Studio album by Lil Wayne
- Released: November 2, 1999
- Studios: Cash Money Studios, Metairie, Louisiana, U.S.
- Genres: Southern hip-hop; bounce; gangsta rap;
- Length: 70:18
- Labels: Universal; Cash Money;
- Producer: Mannie Fresh

Lil Wayne chronology
|  | Tha Block Is Hot (1999) | Lights Out (2000) |

Singles from Tha Block Is Hot
- "Tha Block Is Hot" Released: October 23, 1999; "Respect Us" Released: April 2, 2000;

= Tha Block Is Hot =

Tha Block Is Hot is the debut studio album by American rapper Lil Wayne. It was released on November 2, 1999, by Universal Records and Bryan "Baby" Williams' Cash Money Records. The recording sessions took place at Cash Money Studios in Metairie, Louisiana, with the executive production from Bryan "Baby" Williams and Ronald "Slim" Williams. The album was produced by Mannie Fresh.

==Background==
The album was intended to be titled I Ride at Night.
==Critical reception==

The Chicago Tribune wrote that "Wayne's appeal lies in his esoteric slang and squeaky-voiced phrasing."

Professional ratings
Review scores
| Source | Rating |
| AllMusic | Star |
| Robert Christgau | (2-star Honorable Mention) |
| Hartford Courant | (positive) |
| The Harvard Crimson | C+ |
| RapReviews | 7/10 |
| The Rolling Stone Album Guide | Star |

== Commercial performance ==
"Tha Block Is Hot" debuted at number three on the US Billboard 200 chart, selling 229,500 copies in its first week. However, in its second week, the album dropped to number ten on the chart, with an additional 117,000 copies sold. On December 10, 1999, the album earned Platinum certification from the Recording Industry Association of America (RIAA) for exceeding a million copies in sales. As of June 2012, "Tha Block Is Hot" has sold 1.4 million copies in the United States.

== Track listing ==
- All songs produced by Mannie Fresh

Samples credits
- "Loud Pipes" contains a sample of "Rich Niggaz" performed by Juvenile.

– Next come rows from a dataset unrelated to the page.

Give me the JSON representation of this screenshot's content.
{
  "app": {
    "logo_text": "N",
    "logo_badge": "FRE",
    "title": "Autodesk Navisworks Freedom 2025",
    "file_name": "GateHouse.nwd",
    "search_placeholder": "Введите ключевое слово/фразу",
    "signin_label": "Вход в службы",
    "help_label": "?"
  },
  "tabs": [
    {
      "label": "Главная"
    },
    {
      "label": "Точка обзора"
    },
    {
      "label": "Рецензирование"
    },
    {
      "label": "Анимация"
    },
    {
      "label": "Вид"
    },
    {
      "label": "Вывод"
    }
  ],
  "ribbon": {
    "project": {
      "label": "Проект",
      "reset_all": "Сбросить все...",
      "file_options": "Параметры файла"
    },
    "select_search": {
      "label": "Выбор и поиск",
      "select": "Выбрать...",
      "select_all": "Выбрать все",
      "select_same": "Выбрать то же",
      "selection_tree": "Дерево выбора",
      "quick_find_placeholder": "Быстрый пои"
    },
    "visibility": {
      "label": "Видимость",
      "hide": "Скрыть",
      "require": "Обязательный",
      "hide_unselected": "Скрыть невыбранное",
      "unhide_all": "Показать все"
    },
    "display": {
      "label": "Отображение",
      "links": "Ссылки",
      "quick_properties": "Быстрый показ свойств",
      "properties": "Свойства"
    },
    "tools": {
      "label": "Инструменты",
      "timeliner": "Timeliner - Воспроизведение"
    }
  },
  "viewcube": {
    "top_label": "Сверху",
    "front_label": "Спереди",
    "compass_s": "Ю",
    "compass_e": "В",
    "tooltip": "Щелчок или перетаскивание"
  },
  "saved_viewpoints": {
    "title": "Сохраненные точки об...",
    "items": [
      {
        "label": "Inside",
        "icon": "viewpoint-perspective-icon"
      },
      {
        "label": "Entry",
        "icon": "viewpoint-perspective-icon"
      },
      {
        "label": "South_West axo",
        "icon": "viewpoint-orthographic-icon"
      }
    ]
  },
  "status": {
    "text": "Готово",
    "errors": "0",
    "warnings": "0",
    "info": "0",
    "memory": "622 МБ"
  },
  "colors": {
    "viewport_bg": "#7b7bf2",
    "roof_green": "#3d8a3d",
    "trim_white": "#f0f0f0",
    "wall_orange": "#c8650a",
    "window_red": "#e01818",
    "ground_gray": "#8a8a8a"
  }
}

| No. | Title | Featured artist(s) | Length |
|---|---|---|---|
| 1. | "Intro" | Big Tymers | 1:47 |
| 2. | "Tha Block Is Hot" | B.G.; Juvenile; | 4:12 |
| 3. | "Loud Pipes" | B.G.; Juvenile; Big Tymers; | 5:14 |
| 4. | "Watcha Wanna Do" |  | 3:50 |
| 5. | "Kisha" | Hot Boys | 4:17 |
| 6. | "High Beamin'" | B.G. | 4:09 |
| 7. | "Lights Off" |  | 4:07 |
| 8. | "Fuck tha World" |  | 4:46 |
| 9. | "Remember Me" | B.G. | 3:54 |
| 10. | "Respect Us" | Juvenile | 5:01 |
| 11. | "Drop It Like It's Hot" | B.G.; Mannie Fresh; | 5:23 |
| 12. | "Young Playa" | Big Tymers | 3:47 |
| 13. | "Enemy Turf" | Juvenile | 4:19 |
| 14. | "Not Like Me" | B.G.; Big Tymers; Paparue; | 4:03 |
| 15. | "Come On" | B.G. | 3:35 |
| 16. | "Up to Me" |  | 4:31 |
| 17. | "You Want War" | Turk | 3:25 |
| Total length: |  |  | 70:18 |

== Charts ==

=== Weekly charts ===

| Chart (1999) | Peak position |
|---|---|
| US Billboard 200 | 3 |
| US Top R&B/Hip-Hop Albums (Billboard) | 1 |

=== Year-end charts ===

| Chart (2000) | Position |
|---|---|
| US Billboard 200 | 112 |
| US Top R&B/Hip-Hop Albums (Billboard) | 36 |

==Certifications==

| Region | Certification | Certified units/sales |
| United States (RIAA) | Platinum | 1,000,000^{^} |
^{^} Shipments figures based on certification alone.